Nobel prize-winning German writer Gunter Grass smokes a pipe during a news conference in Madrid to promote his book "Peeling the Onion" on May 21, 2007. When it was published in 2006, "Peeling the Onion" met a swell of controversy, since its release coincided with Grass' admission that he had been a member of the Waffen-SS — something about which he had remained silent for 60 years. (Susana Vera/Reuters)
On the campaign trail with Gunter Grass
One of Germany's foremost public intellectuals "does what he can" to boost the Social Democrats.
HALLE, Germany — In depressed, eastern German market towns like Halle, public visits by VIPs of any sort, much less Nobel Prize winners, are rare events. This is exactly why Germany's internationally acclaimed novelist, Gunter Grass, has come to Halle in the final stretch of Germany's nationwide election campaign. Grass, 82, is stumping for his lifelong party, the Social Democrats.
The consummate public intellectual, Grass has been engaged in the knock-down-drag-out of German public life since the 1950s. His postwar classic "The Tin Drum," published in 1959, thrust Germans' atonement for the crimes of the Nazi era into West Germany’s discourse. With unflagging moral tenacity and a stubborn streak that infuriates even his allies, he has since weighed in on just about every major issue affecting Germany — and every four years he takes to the campaign trail. Even though his old friend Willy Brandt, the great postwar Social Democrat, is no longer alive, Grass has remained true to the party and its egalitarian ideals. At a modest little beer garden alongside one of Halle's parks, Grass is obviously the center of attention. The native of the Free City of Danzig (today Gdansk, Poland) exudes an aura of thoughtfulness and wisdom, drawing occasionally on his mahogany pipe as he chats with the local politicos. Wearing attire straight out of the postwar decades, he looks the way Germans have long come to know Grass, with a mustard-color tweed sport jacket, baggy wide-wale corduroys and a maroon v-neck sweater over a collared shirt. He still has a full head of naturally black hair and a bushy, down-turned moustache.

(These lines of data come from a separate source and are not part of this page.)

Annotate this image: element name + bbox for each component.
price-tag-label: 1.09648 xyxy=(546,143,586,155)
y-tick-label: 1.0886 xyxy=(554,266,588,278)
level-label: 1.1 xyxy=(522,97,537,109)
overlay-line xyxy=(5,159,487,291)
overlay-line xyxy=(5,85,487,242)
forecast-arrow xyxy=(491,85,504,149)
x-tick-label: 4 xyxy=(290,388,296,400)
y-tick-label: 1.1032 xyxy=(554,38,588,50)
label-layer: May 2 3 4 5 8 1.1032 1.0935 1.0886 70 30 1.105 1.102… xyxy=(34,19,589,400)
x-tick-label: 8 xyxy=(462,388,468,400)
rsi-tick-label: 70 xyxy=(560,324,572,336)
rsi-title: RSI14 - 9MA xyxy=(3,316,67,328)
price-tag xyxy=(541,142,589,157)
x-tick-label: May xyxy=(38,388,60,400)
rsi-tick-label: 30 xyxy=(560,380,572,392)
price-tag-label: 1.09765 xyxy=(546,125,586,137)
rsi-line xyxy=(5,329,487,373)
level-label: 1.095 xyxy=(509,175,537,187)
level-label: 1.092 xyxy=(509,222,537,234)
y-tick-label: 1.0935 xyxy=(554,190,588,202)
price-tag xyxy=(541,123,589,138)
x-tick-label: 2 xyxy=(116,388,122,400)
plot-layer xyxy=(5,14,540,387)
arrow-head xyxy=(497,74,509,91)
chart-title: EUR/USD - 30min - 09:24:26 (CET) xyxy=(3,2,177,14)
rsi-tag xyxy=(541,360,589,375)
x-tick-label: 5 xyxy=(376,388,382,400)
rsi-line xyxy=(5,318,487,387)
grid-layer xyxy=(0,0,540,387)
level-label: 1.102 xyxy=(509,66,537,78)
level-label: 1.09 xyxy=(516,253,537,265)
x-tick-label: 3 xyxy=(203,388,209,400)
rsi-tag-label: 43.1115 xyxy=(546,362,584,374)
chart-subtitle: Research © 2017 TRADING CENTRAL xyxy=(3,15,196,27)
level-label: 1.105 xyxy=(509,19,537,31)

“I like the campaign trail," says Grass in his gravelly, northern German brogue. He looks me right in the eye, thin plastic glasses perched on his generous outcrop of a nose. “I get to go places I otherwise wouldn’t, and talk with people about what matters to them.”
Even though his public spats with the Social Democrats have often been bruising — such as over the party’s role in cancelling Germany’s liberal asylum law — he lobbies for the flagging party with brio. At the lecturn in the jam-packed Burgerhaus auditorium in Halle, he doesn’t hesitate to draw on history’s lessons: The Weimar Republic of the 1930s, he reminds Halle’s voters, was brought down when the Social Democrats were sabotaged from the left and the right. This, though he doesn’t say it, opened the way for Hitler’s reign of terror.
This election, Grass preaches at every stop, is particularly critical: “If the Christian Democrats and the Liberals pull off a victory,“ he waves a finger in the air, “we’ll have in power the same free-market radicalism responsible for the global economic crisis. It’ll be like putting the wolf in charge of the sheep!”